First, the album as a whole is just way too long. It’s a staggering 77 minutes, about half of which could’ve been cut out, or at least trimmed down. Yes, there’s diversity, but not even remotely enough to justify the runtime.

Taken individually, even the weaker songs are largely agreeable, but the album nonetheless teeters on the line of becoming white noise well before its conclusion. Like, 30 minutes before. That’s unacceptable.

The second disc places a great emphasis on the band’s hard rocking “Load” and “Reload” era. The songs here aren’t quite as dull as the mention of those albums would suggest, but at best, they’re inoffensive radio-friendly filler. A nice riff here and there doesn’t excuse the fact that you’ll be hard pressed to remember even half of what’s going on here.

Unfortunately, one of the latter disc’s standouts is Hetfield, and not in a good way. When songs demand fast, aggressive vocals, Hetfield’s shouting is perfectly suitable. But Metallica didn’t rise to rock fame because of their vocals, and Hetfield’s range leaves much to be desired.

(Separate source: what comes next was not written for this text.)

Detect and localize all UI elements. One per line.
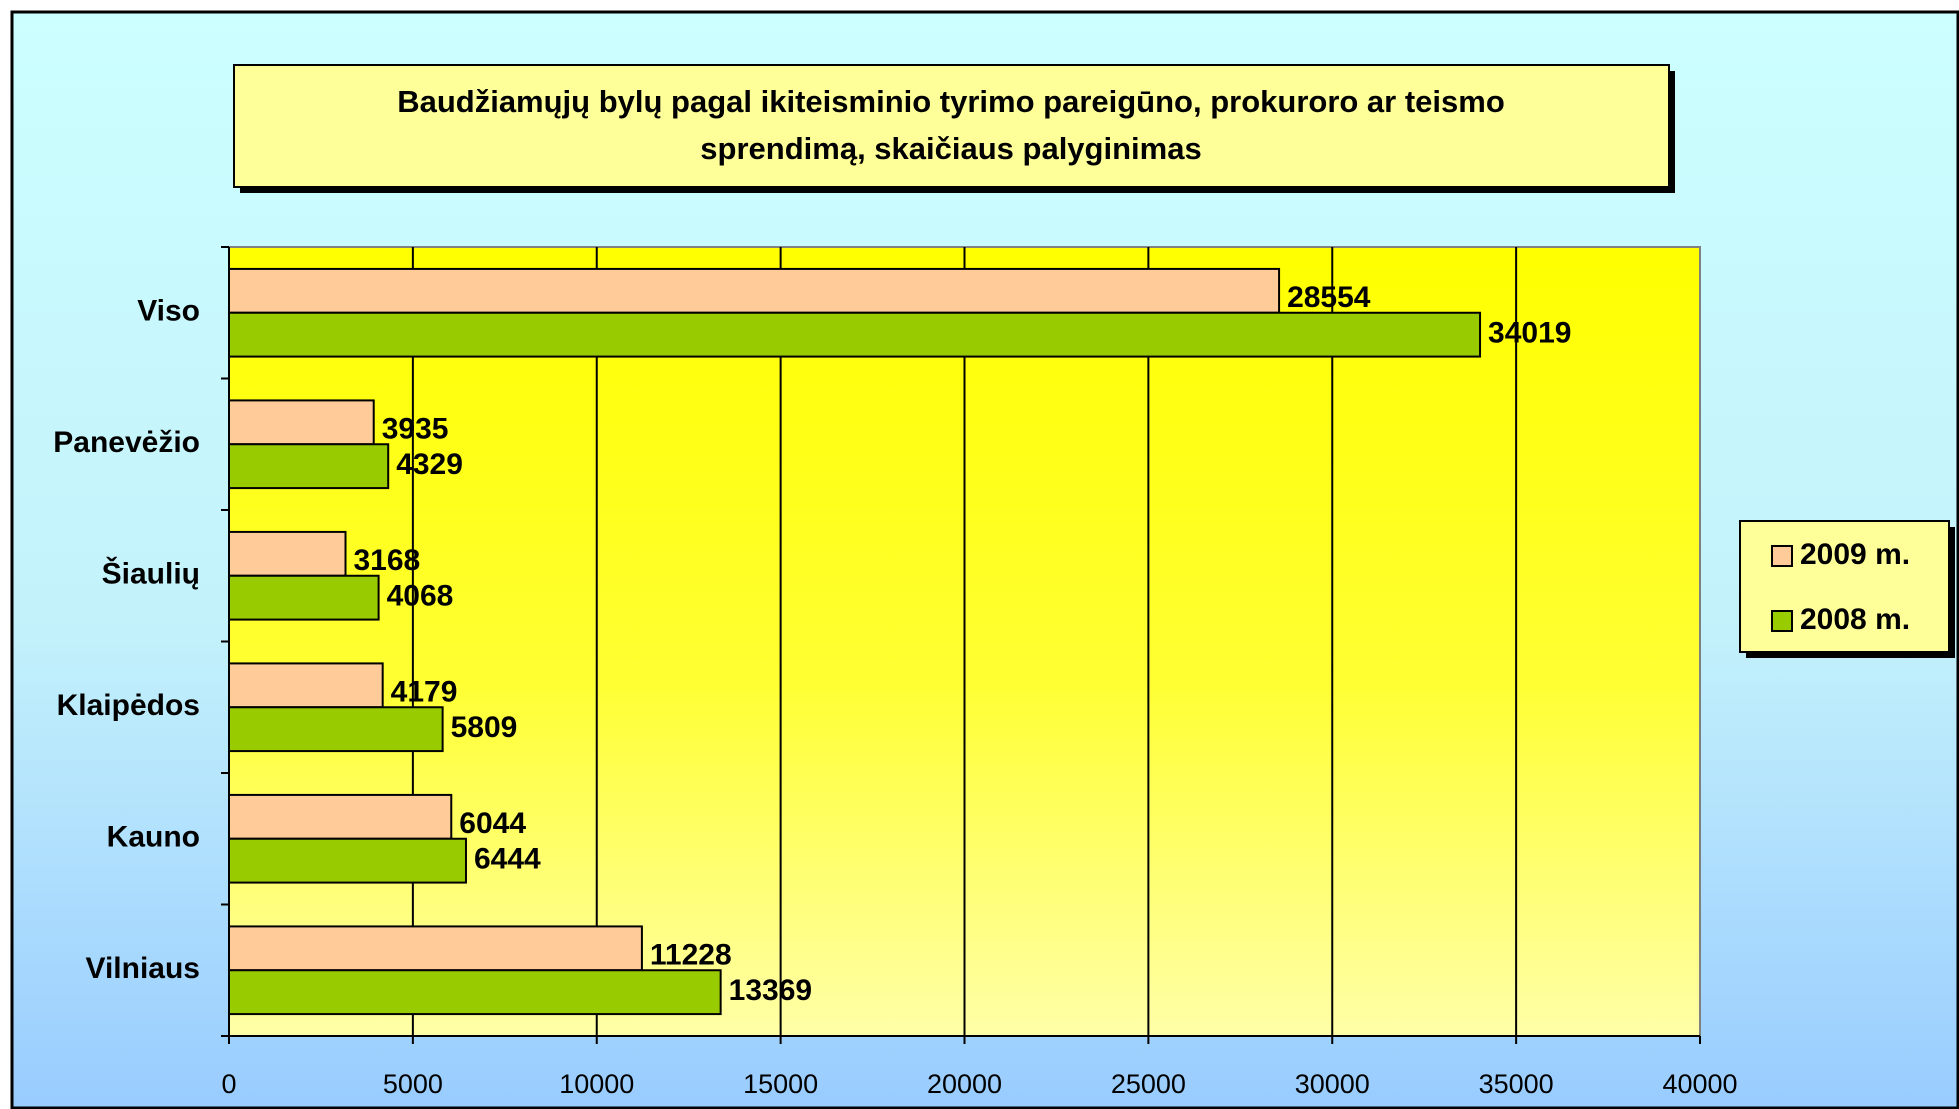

“Confusion,” “Here Comes Revenge” and “Murder One” wouldn’t have made good instrumentals — bland “heavy” radio rock comes to mind — but are made actually unpleasant by Hetfield’s singing. Earlier songs bring back memories of “Master of Puppets” and “Ride the Lightning.” That’s a good thing. Reminiscing about “Load” and “Reload,” not so much.

I’m not convinced that faster, thrashier tracks on the second disc would have been an improvement. Though the aforementioned disc one highlights are great, they’re far from the awe-inspiring quality of “Battery” or “Creeping Death.” Thrash metal or otherwise, the material is generally solid but isn’t consistently impressive enough to warrant a double album, much less one that runs this long.

Thankfully, the record ends on a remarkably high note. “Spit Out the Bone” is the record’s fastest piece and easily compares to past album closers such as “Damage Inc.” and “Dyers Eye.” Its furious pace and single-minded intensity are in stark contrast to the rest of the second disc and never feels overlong, despite its seven-minute runtime.

If the album as a whole was similarly succinct, this would be one of the year’s standout records. But this is still a good record and far better than anyone could’ve reasonably expected. “Hardwired… to Self-Destruct” has already enjoyed obscene commercial success. Lowest points duly noted, that success is justified and there’s enough quality content here to satisfy casual metal listeners and seasoned thrashers alike.

If that’s not a minor miracle, I don’t know what is.